The Common Law and Statutory Regime
When considering the effectiveness of any limitation clause, there are four considerations which should be borne in mind:
Has the clause has been incorporated into the contract?
This is an issue for the whole TOBA: either it forms the basis of trading or it does not. Whether the TOBA is binding is a matter of fact in each case. On the whole, if it can be shown that the client was sent the TOBA and continued to trade with the broker, then a court would likely find the TOBA set out the basis of their relationship. It is clearly easier to prove with longer-established clients. It is nevertheless a risk that a client which finds the TOBA clauses inconvenient will challenge the TOBA’s applicability.
Is the clause effective?
This is a question of fact and there will always be a risk of interpretation by the courts under common law.
Is the term unenforceable?
The Regulations are, for the FCA, the most important set of requirements governing the content of contracts, although apply only to consumers. The effect of finding that any term is unfair under the Regulations is to render it unenforceable. The FCA, in its drive to improve conduct standards, is routinely expecting firms to treat SME businesses as if they were consumers.

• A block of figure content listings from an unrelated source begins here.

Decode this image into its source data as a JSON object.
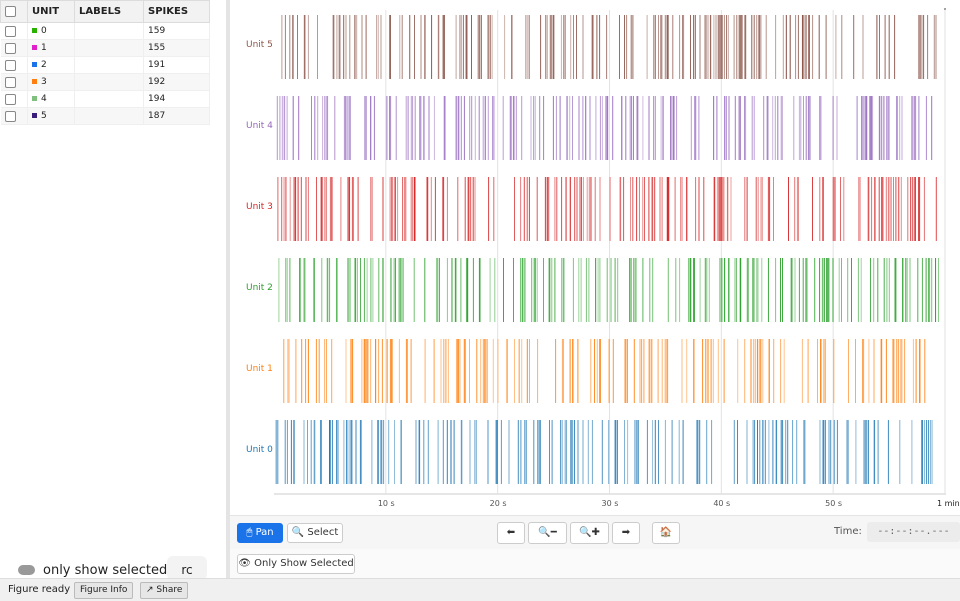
{
  "table": {
    "headers": [
      "UNIT",
      "LABELS",
      "SPIKES"
    ],
    "rows": [
      {
        "unit": "0",
        "labels": "",
        "spikes": "159",
        "color": "#2ab000"
      },
      {
        "unit": "1",
        "labels": "",
        "spikes": "155",
        "color": "#e020c8"
      },
      {
        "unit": "2",
        "labels": "",
        "spikes": "191",
        "color": "#1a73e8"
      },
      {
        "unit": "3",
        "labels": "",
        "spikes": "192",
        "color": "#ff7f0e"
      },
      {
        "unit": "4",
        "labels": "",
        "spikes": "194",
        "color": "#7fc07f"
      },
      {
        "unit": "5",
        "labels": "",
        "spikes": "187",
        "color": "#3a1c7a"
      }
    ]
  },
  "left_footer": {
    "toggle_label": "only show selected",
    "rc_text": "rc"
  },
  "raster": {
    "units": [
      {
        "label": "Unit 5",
        "color": "#8c564b"
      },
      {
        "label": "Unit 4",
        "color": "#9467bd"
      },
      {
        "label": "Unit 3",
        "color": "#d62728"
      },
      {
        "label": "Unit 2",
        "color": "#2ca02c"
      },
      {
        "label": "Unit 1",
        "color": "#ff7f0e"
      },
      {
        "label": "Unit 0",
        "color": "#1f77b4"
      }
    ],
    "x_ticks": [
      {
        "value": 10,
        "label": "10 s"
      },
      {
        "value": 20,
        "label": "20 s"
      },
      {
        "value": 30,
        "label": "30 s"
      },
      {
        "value": 40,
        "label": "40 s"
      },
      {
        "value": 50,
        "label": "50 s"
      },
      {
        "value": 60,
        "label": "1 min"
      }
    ],
    "x_range": [
      0,
      60
    ]
  },
  "toolbar": {
    "pan_label": "Pan",
    "select_label": "Select",
    "back_icon": "left-arrow-icon",
    "zoom_out_icon": "zoom-out-icon",
    "zoom_in_icon": "zoom-in-icon",
    "forward_icon": "right-arrow-icon",
    "home_icon": "home-icon",
    "time_label": "Time:",
    "time_value": "--:--:--.---",
    "only_show_selected_label": "Only Show Selected"
  },
  "statusbar": {
    "status": "Figure ready",
    "figure_info_label": "Figure Info",
    "share_label": "Share"
  }
}
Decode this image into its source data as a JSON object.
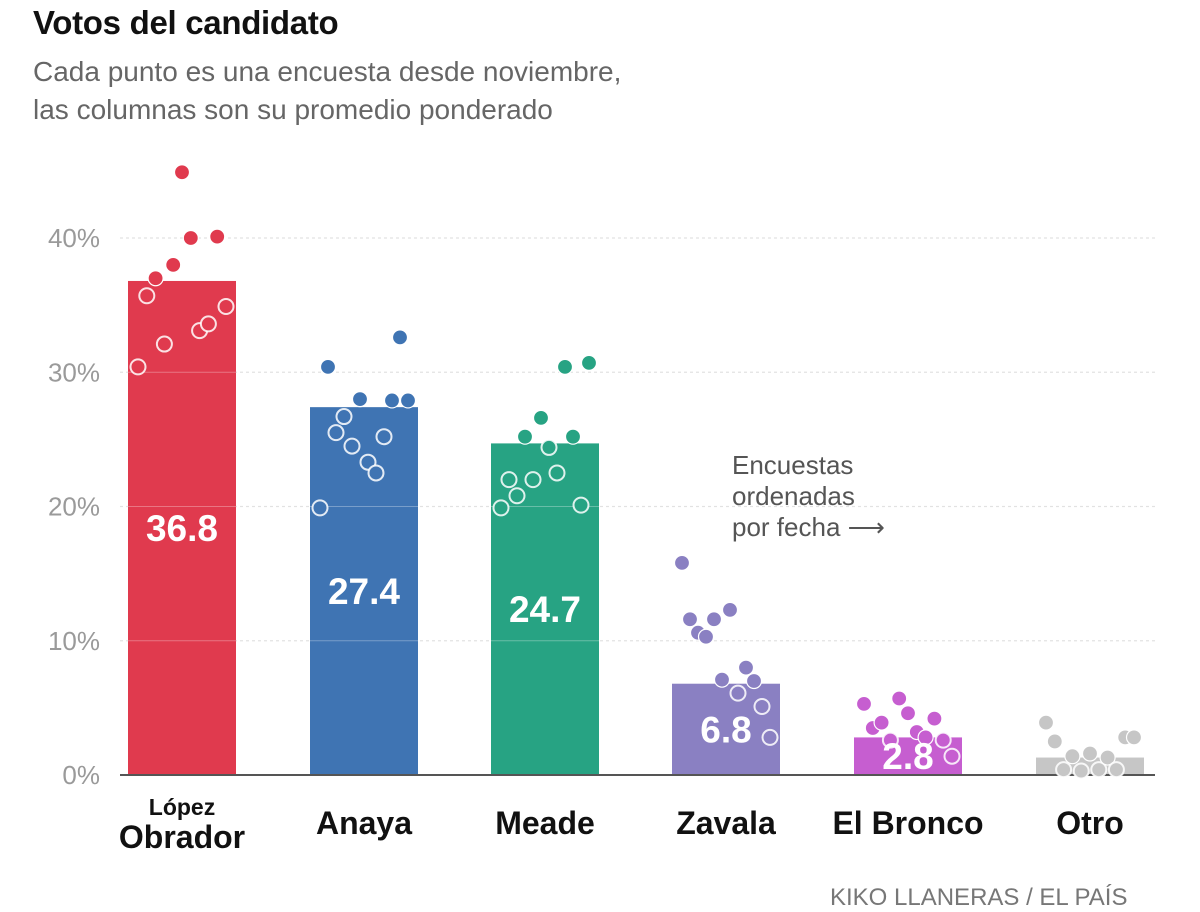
{
  "header": {
    "title": "Votos del candidato",
    "subtitle_lines": [
      "Cada punto es una encuesta desde noviembre,",
      "las columnas son su promedio ponderado"
    ]
  },
  "chart_data": {
    "type": "bar",
    "title": "Votos del candidato",
    "subtitle": "Cada punto es una encuesta desde noviembre, las columnas son su promedio ponderado",
    "ylim": [
      0,
      40
    ],
    "yticks": [
      0,
      10,
      20,
      30,
      40
    ],
    "ytick_labels": [
      "0%",
      "10%",
      "20%",
      "30%",
      "40%"
    ],
    "grid": true,
    "categories": [
      {
        "name": "López Obrador",
        "lines": [
          "López",
          "Obrador"
        ]
      },
      {
        "name": "Anaya",
        "lines": [
          "Anaya"
        ]
      },
      {
        "name": "Meade",
        "lines": [
          "Meade"
        ]
      },
      {
        "name": "Zavala",
        "lines": [
          "Zavala"
        ]
      },
      {
        "name": "El Bronco",
        "lines": [
          "El Bronco"
        ]
      },
      {
        "name": "Otro",
        "lines": [
          "Otro"
        ]
      }
    ],
    "values": [
      36.8,
      27.4,
      24.7,
      6.8,
      2.8,
      1.3
    ],
    "value_labels": [
      "36.8",
      "27.4",
      "24.7",
      "6.8",
      "2.8",
      ""
    ],
    "colors": [
      "#e03a4e",
      "#3f74b3",
      "#27a383",
      "#8a80c2",
      "#c65ed0",
      "#c6c6c6"
    ],
    "polls_ordered_by_date": [
      [
        30.4,
        35.7,
        37.0,
        32.1,
        38.0,
        44.9,
        40.0,
        33.1,
        33.6,
        40.1,
        34.9
      ],
      [
        19.9,
        30.4,
        25.5,
        26.7,
        24.5,
        28.0,
        23.3,
        22.5,
        25.2,
        27.9,
        32.6,
        27.9
      ],
      [
        19.9,
        22.0,
        20.8,
        25.2,
        22.0,
        26.6,
        24.4,
        22.5,
        30.4,
        25.2,
        20.1,
        30.7
      ],
      [
        15.8,
        11.6,
        10.6,
        10.3,
        11.6,
        7.1,
        12.3,
        6.1,
        8.0,
        7.0,
        5.1,
        2.8
      ],
      [
        5.3,
        3.5,
        3.9,
        2.6,
        5.7,
        4.6,
        3.2,
        2.8,
        4.2,
        2.6,
        1.4
      ],
      [
        3.9,
        2.5,
        0.4,
        1.4,
        0.3,
        1.6,
        0.4,
        1.3,
        0.4,
        2.8,
        2.8
      ]
    ],
    "annotation": [
      "Encuestas",
      "ordenadas",
      "por fecha ⟶"
    ]
  },
  "footer": {
    "credit": "KIKO LLANERAS / EL PAÍS"
  }
}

Clients of any size should expect to be treated fairly under Principle 6 and ICOBS prohibits a firm from contracting out of the duties imposed in the regulations and expects limitation clauses generally to be reasonable. It would therefore be prudent to judge the fairness of any limitation clause relative to the size and sophistication of the client. It follows that the limitation clause may have to be adapted to cater for consumers/SME businesses on the one hand and larger commercial clients on the other hand.

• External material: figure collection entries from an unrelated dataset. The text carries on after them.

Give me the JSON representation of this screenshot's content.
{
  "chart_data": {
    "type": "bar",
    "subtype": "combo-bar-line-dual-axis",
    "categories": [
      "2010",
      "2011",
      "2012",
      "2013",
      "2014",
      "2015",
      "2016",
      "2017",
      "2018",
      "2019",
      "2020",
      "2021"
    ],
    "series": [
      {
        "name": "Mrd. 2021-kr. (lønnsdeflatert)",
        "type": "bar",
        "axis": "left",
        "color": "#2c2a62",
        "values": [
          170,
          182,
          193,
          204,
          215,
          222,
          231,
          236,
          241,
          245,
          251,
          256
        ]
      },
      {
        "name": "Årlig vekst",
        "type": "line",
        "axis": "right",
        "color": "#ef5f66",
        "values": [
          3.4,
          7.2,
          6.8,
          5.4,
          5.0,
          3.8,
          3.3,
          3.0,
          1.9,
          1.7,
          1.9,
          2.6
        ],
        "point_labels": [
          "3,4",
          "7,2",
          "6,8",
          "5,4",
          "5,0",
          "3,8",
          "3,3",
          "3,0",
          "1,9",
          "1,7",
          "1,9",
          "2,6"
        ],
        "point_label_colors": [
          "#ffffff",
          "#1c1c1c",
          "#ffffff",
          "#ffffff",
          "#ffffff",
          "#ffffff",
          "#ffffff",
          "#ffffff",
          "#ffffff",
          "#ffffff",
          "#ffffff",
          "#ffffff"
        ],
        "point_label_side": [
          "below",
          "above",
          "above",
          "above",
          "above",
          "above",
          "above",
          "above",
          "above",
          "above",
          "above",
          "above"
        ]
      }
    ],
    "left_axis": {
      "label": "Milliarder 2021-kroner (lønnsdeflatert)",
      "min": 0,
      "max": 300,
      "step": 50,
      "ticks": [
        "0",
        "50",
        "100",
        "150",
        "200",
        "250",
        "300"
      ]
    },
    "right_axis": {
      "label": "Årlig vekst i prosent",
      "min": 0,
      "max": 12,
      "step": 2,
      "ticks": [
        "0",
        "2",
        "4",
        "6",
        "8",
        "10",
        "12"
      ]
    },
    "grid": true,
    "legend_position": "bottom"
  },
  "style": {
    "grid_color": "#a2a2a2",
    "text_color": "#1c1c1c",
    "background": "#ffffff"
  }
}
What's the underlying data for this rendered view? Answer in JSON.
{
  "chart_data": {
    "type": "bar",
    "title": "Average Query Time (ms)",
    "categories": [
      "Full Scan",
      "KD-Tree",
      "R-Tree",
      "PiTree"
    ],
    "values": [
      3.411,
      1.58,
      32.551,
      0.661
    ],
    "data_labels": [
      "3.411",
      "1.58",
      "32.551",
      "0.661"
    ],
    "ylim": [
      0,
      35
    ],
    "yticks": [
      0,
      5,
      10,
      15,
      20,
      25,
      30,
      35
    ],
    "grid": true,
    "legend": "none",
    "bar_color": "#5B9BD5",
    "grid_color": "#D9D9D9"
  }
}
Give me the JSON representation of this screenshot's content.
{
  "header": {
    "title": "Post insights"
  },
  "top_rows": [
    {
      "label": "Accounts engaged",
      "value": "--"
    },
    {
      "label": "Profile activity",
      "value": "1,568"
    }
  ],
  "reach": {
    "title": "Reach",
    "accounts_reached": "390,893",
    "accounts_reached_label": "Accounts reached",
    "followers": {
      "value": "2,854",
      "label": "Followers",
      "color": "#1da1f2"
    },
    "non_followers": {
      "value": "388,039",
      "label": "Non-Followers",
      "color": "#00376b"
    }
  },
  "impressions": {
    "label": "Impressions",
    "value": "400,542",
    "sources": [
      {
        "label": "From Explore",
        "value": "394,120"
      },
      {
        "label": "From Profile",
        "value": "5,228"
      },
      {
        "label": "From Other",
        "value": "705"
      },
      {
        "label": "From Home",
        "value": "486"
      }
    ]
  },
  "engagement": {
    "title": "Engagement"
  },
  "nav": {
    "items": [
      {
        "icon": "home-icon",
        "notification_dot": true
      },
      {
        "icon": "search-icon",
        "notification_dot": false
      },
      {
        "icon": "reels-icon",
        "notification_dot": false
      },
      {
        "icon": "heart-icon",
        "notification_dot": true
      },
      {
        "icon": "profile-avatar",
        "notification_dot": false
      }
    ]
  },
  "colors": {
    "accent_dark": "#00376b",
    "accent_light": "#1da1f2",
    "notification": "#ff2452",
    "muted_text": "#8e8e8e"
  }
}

At common law some exposures cannot be excluded.
Death and personal injury are examples, although likely not particularly relevant to brokers. More relevant is the inability to exclude or limit the consequences of fraud and deceit.
This is a matter for speculation, and is likely a combination of:
- the broker’s assessment of the potential exposure;
- the broker’s failure to recognise the exposure;
- the broker’s anxiety about and/or the client reaction.
More often than not the larger brokers have no option but to introduce a limitation clause as failure on their part to do so would expose them unnecessarily to shareholder suits if they did / were not seen to take every possible step to protect shareholder value and assets.
So it is a matter of weighing the client profile, the exposure, the insurance purchased, the asset base of the company, the cost of introducing and maintaining a limitation clause, and the likely reaction of the client base to the change. And the firm’s own risk appetite will determine how these factors are assessed. The fact remains that, in the absence of an effective limitation clause, a large enough claim will threaten the continued existence of the business.